CEVAP: Davalı vekili cevap dilekçesinde ; davacı ile 2010 yılından bu yana ticari ilişki olduğunu, 2012 yılında tarafların mutabakata vararak borcu yenilediklerini, müvekkilinin davacıya sıralı senetler verdiğini, bir kısmı ödense de mali sıkıntılar nedeniyle bir kısmının ise ödenemediğini senetlerin İstanbul Anadolu 2. İcra müdürlüğünün ——- esas sayılı dosyasında ve İstanbul Anadolu 22.icra müdürlüğünün ——- esas sayılı dosyaları ile takibe konu edildiğini, borcu karşılık yeni senetler verildiğini ve borcun kapatıldığını , hatta davacının avans niteliğinde senetler dahi aldığını, davacının borç kapatılmış olmasına rağmen bir kısım senetleri takibe konu ettiğini, bir kısmını ise elinde tutarak müvekkilini ikinci kez borçlandırmaya çalıştığını, davacıya verilen senetler karşılığında mal teslimi yapılmadığını, borcun yenilenmesi için davacı tarafından yapılan senet protestolarının örneklerinin de sunulduğunu , yapılan borç yenileme sözleşmesinden örtülü bir irade beyanı anlamının çıkarılması gerektiğini, davacının yaptığı icra takibinin kötü niyetli olduğundan ve alacakta likit olmadığından davacının icra inkar tazminat istemlerinin yerinde bulunmadığını belirterek davanın reddi gerektiğini savunmuştur.
İNCELEME VE GEREKÇE :
Dava,cari hesap bakiye alacağının tahsili için girişilen icra takibine yapılan itirazın iptali istemine ilişkin olup İİK 67 vd maddelerine dayanmaktadır .
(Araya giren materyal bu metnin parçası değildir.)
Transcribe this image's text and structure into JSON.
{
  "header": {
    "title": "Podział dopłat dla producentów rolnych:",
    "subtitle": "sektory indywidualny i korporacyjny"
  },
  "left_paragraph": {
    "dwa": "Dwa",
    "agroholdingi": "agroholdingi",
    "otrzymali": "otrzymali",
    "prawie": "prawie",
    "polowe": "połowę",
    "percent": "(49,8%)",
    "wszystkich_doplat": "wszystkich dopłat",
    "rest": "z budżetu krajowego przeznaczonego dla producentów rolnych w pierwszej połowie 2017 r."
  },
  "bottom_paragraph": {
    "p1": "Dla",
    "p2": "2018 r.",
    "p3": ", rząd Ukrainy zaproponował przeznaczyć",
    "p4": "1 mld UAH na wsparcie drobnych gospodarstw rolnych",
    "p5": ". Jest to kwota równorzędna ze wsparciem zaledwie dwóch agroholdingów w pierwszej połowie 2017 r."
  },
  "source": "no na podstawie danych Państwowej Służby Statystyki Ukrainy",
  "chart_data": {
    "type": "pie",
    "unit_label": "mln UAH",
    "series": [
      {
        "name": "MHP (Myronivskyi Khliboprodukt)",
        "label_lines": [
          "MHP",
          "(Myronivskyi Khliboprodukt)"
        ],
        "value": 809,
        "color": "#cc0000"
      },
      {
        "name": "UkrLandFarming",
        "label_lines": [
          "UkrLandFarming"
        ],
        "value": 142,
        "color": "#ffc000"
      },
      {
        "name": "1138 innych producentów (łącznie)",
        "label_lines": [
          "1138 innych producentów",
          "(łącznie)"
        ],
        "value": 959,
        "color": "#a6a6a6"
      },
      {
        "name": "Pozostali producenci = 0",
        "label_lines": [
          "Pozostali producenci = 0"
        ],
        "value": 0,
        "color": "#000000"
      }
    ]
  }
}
Davaya konu İstanbul Anadolu 16. İcra müdürlüğünün ——– esas sayılı icra takip dosyasının celbolunarak yapılan incelenmesinde ; davacı şirket tarafından davalı şirket aleyhine —– ödenmeyen cari hesap alacağının tahsili talepli icra takibidir açıklaması ile —— TL alacağın tahsili için genel haciz yolu ile icra takibi yapıldığı, davalının yasal süresi içerisinde takibe itirazı üzerine takibin durduğu görülmüştür.
Dava dosyası ve taraf şirketlere ait tüm yasal defter ve dayanak belgeler üzerinde mali bilirkişi aracılığıyla inceleme yaptırılarak rapor alınmıştır. Alınan rapor dosyadaki delillere uygun ve denetime açık bulunduğundan hükme esas alınmıştır.
Davacı , davalı şirkete makina satışı yaparak mallarını teslim ettiğini, davalı ile ticari ilişkisinin 2010 yılından itibaren süregeldiğini iddia ederek ——TL cari hesap alacağının tahsilini talep ederken davalı taraf ise davacı ile 2010 yılından beri ticari ilişkileri olduğunu, 2012 yılında mutabakata vararak borcu yenilediklerini, davacıya sıralı senetler verdiğini, bir kısmı ödense de mali sıkıntılar nedeniyle bir kısmının ödenemediğini, senetlerin İstanbul Anadolu 2. İcra md. ——— esas sayılı dosyada ve Anadolu 22. İcra müdürlüğünün ———- esas sayılı dosyaları ile takibe konu edildiğini, borca karşılık yeni senetler verildiğini ve borcun kapatıldığını, hatta davacının avans niteliğinde senetler dahi aldığını savunarak davanın reddini istemiştir.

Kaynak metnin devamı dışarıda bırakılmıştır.